Cote d'Ivoire: Gestion des finances publiques - L'UE et la Friedrich-Ebert Stiftung envisagent de rendre la gouvernance plus sensible au genre

22 Janvier 2021

Dans le cadre de l'amélioration de la bonne gouvernance et une transparence accrue de la gestion des finances publiques l'Union européenne (Ue) et la Friedrich-Ebert Stiftung (Fes) ont lancé le projet « Finances publiques, je participe ! ». Il s'agit à travers cette initiative d'améliorer la gouvernance des finances publiques et de la rendre plus sensible au genre grâce à l'implication de la société civile ivoirienne.

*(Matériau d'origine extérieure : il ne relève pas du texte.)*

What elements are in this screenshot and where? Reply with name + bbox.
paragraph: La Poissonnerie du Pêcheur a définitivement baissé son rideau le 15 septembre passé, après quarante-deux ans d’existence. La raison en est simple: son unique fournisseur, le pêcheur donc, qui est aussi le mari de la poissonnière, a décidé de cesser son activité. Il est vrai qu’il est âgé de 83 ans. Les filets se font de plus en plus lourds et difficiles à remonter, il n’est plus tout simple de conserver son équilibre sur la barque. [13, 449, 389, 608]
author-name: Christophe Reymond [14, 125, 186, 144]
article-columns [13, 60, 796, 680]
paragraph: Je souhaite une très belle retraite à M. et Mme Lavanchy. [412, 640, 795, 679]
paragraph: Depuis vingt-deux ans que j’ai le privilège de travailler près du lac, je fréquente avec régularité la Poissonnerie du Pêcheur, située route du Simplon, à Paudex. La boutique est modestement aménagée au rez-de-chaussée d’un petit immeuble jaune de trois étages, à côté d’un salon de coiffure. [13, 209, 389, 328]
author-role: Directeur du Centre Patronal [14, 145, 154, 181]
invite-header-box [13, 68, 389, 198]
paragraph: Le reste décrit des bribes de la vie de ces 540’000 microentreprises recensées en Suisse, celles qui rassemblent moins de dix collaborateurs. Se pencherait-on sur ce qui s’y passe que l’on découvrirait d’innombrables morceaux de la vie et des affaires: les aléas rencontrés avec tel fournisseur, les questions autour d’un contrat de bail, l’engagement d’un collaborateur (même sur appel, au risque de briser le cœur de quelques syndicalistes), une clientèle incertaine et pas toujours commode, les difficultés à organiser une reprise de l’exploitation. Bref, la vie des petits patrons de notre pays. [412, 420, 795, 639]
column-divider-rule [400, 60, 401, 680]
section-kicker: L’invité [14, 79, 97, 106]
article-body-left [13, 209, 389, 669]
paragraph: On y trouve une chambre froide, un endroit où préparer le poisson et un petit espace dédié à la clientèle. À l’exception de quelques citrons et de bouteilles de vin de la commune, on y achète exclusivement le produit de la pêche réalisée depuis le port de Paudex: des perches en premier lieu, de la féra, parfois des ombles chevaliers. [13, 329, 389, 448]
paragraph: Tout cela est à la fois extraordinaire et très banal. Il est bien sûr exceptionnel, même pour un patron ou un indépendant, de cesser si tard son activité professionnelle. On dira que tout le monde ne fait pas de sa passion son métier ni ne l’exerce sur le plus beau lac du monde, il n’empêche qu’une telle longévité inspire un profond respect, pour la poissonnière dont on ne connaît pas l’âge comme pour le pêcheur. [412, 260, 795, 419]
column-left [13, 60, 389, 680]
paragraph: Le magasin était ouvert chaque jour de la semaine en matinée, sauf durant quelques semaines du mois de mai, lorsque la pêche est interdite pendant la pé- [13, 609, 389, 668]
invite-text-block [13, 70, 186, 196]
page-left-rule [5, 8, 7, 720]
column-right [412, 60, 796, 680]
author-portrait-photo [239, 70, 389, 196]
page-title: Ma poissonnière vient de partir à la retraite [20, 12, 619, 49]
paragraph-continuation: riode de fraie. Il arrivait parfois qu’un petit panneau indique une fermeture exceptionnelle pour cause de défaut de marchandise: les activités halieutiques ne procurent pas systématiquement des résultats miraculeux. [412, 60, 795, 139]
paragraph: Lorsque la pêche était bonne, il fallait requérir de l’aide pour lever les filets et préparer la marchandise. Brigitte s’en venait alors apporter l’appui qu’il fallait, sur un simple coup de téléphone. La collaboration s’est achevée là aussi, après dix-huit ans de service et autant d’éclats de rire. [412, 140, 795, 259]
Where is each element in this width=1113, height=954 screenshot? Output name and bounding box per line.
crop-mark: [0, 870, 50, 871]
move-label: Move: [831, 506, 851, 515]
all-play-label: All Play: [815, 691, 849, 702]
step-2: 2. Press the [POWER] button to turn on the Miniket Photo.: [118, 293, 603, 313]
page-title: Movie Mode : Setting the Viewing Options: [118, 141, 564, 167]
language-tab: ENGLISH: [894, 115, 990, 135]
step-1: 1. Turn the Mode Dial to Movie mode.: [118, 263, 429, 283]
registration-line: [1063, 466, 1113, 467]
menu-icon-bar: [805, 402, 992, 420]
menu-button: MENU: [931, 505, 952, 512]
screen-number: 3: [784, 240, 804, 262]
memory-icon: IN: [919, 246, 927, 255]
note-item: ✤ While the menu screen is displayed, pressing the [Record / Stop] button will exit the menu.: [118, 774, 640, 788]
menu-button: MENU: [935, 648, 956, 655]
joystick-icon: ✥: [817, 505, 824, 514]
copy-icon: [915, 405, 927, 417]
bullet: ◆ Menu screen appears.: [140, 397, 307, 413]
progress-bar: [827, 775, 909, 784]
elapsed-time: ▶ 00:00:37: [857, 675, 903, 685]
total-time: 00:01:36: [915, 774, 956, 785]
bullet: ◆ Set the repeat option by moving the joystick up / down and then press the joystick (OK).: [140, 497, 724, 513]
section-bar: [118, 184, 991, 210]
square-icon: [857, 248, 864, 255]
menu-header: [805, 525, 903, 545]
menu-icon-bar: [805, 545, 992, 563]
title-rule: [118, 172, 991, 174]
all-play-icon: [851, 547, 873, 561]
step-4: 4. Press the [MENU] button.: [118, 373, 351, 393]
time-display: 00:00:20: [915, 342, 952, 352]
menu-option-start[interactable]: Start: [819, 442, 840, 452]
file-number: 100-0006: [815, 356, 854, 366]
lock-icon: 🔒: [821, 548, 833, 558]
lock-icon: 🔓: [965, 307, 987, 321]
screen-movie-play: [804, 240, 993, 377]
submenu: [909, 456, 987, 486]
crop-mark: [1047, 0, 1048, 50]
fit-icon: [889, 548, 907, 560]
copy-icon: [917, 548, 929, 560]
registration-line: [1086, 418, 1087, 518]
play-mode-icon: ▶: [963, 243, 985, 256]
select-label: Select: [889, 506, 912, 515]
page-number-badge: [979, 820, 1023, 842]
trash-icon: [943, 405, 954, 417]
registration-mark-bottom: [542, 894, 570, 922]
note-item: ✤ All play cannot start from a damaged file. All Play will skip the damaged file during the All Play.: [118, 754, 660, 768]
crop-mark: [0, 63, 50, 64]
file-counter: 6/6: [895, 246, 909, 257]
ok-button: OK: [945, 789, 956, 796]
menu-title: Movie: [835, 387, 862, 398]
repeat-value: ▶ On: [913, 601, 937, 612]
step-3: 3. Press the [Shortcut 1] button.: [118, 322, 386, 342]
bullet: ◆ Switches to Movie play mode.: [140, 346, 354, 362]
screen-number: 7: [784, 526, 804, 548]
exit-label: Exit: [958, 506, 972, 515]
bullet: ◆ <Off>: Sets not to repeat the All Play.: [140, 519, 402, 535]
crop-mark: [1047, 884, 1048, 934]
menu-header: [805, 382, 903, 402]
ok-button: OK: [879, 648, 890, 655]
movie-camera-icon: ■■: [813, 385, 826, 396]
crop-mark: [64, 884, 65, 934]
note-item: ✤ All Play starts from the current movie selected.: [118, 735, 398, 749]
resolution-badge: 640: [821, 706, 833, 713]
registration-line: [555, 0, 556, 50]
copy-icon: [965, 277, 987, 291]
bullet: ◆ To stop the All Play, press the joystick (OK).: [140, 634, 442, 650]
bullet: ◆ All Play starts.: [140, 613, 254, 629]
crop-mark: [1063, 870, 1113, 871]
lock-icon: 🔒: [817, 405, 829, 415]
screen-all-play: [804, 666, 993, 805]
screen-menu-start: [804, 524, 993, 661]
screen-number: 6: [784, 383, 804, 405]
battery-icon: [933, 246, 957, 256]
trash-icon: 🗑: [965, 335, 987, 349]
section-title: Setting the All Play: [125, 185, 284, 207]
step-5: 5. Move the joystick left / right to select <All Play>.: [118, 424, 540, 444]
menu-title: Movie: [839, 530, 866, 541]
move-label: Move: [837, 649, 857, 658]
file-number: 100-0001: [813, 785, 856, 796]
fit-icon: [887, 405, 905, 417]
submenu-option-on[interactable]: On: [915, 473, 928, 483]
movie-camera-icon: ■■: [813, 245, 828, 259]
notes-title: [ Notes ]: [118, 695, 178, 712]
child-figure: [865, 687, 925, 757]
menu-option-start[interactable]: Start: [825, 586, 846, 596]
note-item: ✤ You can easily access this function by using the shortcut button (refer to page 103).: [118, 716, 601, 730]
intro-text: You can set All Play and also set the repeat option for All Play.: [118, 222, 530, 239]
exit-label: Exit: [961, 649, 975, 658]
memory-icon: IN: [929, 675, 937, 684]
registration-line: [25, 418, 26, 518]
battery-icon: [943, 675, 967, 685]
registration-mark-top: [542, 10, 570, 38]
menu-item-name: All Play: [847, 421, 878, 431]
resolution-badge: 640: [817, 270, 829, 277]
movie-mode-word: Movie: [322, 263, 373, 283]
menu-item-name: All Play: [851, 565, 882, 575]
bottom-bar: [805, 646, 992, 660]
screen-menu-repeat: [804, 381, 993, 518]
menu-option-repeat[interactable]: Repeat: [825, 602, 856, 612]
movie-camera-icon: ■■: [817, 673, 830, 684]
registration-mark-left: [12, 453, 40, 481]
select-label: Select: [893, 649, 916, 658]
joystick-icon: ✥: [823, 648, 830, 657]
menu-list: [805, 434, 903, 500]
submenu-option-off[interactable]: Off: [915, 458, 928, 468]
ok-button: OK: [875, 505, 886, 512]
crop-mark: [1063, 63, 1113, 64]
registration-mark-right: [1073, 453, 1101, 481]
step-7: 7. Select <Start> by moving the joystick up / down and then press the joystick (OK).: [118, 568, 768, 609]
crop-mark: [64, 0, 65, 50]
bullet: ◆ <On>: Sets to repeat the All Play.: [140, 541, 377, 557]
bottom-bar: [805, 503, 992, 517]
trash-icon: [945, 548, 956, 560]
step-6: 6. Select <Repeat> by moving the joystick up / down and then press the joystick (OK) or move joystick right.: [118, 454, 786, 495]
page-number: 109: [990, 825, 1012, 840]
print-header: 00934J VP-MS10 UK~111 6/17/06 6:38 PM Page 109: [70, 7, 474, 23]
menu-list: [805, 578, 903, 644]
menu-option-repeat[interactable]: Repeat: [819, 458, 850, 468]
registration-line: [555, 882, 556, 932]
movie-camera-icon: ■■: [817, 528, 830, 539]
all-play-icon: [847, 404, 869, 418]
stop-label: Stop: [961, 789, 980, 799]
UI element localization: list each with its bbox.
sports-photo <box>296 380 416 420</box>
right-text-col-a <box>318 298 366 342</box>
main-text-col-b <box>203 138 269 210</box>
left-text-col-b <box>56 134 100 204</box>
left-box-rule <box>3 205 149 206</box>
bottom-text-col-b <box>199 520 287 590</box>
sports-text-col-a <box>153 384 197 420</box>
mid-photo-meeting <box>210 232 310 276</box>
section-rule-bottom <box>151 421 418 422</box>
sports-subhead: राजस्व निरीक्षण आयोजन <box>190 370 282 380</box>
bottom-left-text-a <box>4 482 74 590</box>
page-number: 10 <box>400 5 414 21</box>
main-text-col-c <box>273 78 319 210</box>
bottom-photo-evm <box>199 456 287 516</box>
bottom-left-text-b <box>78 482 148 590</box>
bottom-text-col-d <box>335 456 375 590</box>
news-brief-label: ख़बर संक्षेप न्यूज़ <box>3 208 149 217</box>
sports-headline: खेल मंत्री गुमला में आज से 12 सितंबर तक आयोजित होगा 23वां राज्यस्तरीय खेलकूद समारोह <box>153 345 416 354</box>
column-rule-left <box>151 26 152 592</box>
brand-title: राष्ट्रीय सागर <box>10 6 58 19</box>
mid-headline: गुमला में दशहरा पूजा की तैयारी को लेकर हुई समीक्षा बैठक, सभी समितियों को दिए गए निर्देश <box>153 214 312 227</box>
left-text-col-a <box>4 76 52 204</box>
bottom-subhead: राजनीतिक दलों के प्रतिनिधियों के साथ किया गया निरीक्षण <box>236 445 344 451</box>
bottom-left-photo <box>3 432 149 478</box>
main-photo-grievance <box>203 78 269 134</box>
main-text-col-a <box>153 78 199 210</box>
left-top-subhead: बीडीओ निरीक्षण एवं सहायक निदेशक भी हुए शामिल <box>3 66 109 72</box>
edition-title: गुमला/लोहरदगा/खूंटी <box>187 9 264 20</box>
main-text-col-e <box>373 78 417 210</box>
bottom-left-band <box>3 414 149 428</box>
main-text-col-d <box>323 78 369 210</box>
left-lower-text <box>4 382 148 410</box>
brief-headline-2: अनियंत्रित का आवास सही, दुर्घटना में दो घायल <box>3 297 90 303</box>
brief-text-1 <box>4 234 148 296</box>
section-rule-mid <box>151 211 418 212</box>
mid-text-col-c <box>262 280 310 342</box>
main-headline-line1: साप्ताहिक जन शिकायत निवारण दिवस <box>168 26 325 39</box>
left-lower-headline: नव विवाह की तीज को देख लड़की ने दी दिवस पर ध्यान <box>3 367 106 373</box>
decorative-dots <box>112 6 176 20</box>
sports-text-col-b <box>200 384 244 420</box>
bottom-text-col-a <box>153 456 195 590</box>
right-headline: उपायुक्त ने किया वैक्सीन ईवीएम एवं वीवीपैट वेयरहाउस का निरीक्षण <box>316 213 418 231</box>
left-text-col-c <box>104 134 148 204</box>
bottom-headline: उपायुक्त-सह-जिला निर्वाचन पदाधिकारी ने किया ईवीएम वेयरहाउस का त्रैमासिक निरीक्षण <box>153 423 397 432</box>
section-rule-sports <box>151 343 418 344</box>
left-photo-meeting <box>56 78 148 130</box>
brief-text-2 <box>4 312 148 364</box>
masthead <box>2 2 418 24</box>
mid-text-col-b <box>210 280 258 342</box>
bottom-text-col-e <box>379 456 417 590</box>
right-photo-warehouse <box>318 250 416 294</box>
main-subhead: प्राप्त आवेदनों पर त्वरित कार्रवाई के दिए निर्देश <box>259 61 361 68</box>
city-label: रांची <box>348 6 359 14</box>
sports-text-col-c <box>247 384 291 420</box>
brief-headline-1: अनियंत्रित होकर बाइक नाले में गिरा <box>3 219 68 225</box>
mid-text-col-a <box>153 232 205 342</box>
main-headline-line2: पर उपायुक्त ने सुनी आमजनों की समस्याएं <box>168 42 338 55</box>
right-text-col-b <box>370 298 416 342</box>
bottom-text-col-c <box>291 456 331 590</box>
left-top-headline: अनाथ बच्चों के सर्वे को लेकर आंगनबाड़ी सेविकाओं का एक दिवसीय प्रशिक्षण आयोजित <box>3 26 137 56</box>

Co-financé par ces deux structures, ce projet a expliqué, Adrien Maya représentant l'Ambassadeur de la Délégation de l'Union Européenne, Jobst Von Kirchmann, s'inscrit dans l'engagement de l'Ue à accompagner le gouvernement ivoirien. Et ce, dans un meilleur suivi de la gestion des finances publiques. Lancé, le 19 janvier 2021, à Abidjan-Plateau, ce projet financé exactement à hauteur de 555.556 Euro soit un plus de 363 millions de FCFA va s'exécuter en 36 mois et couvre quatre régions de la Côte d'Ivoire, à savoir Bondoukou, Korhogo, Daloa et Abidjan.

Il faut noter que deux axes de travail concourent à la mise en œuvre de ce projet. Et ce, à travers le renforcement des capacités de 120 femmes issues de 40 organisations de la société civile (Osc) sur la Gestion des finances publiques (Gfp). Ces Osc seront instruites sur la stratégie de dissémination et de vulgarisation des mécanismes économiques budgétaires.

Pour le Représentant Résident de Friedrich-Ebert Stiftung (FES), Thilo Schöne, il importe d'impliquer la femme dans le débat sur la gestion de finances publiques. « C'est notre rôle de faire comprendre aux citoyens surtout aux femmes, cible de ce projet leur importance dans la gestion des finances publiques. Qui bien que technique fait l'objet de discussion dans la rue, les écoles parce que chaque projet doit être financé », a-t-il soutenu. Et d'expliquer que cela vise à créer un dialogue entre le gouvernement et les citoyens au niveau local et national pour mieux gérer les finances publiques car ce sont leurs impôts qui constituent les finances publiques à la base.

Selon le représentant de l'Ue, il est fondamental d'initier un tel programme qui allie promotion de la femme et gestion des finances publiques avec un accroissement de compétences. « Les femmes et les jeunes filles représentent 48% des citoyens de Côte d'Ivoire. Donc il nous apparaît logique qu'elles aient leur juste part et représentation dans la société civile qui porte la voix des citoyens dans le pays », a expliqué M. Adrien Maya.

Pour sa part, Mme Chantal Ayemou, présidente du Réseau Ivoirien pour la Défense des Droits de l'Enfant et de la Femme (Riddef) a indiqué qu'il s'agit là, d'une opportunité donnée aux femmes à travers ce projet. « Nous ne ménagerons aucun effort pour continuer à mettre en œuvre de tels projets porteurs de progrès et d'amélioration des conditions de vie des populations en général et des femmes en particulier », a-t-elle déclaré.

« Finances publiques, je participe ! » L' Ue et la Fes s'engagent ainsi à travers ce projet pour une plus grande participation des femmes à une meilleure gouvernance de la gestion des finances

A noter que cette cérémonie de lancement dudit projet été marquée par un panel qui a réuni le directeur général adjoint du Budget et des finances, Diaba Roger ; d'une représentante du ministère de la Femme, de la Famille et de l'Enfant ; de Mme Chantal Ayemou, présidente du Riddef et du représentant de l'ambassadeur de la délégation de l'Ue. Toute chose qui a permis de mesurer l'importance des femmes dans la gestion des finances publiques.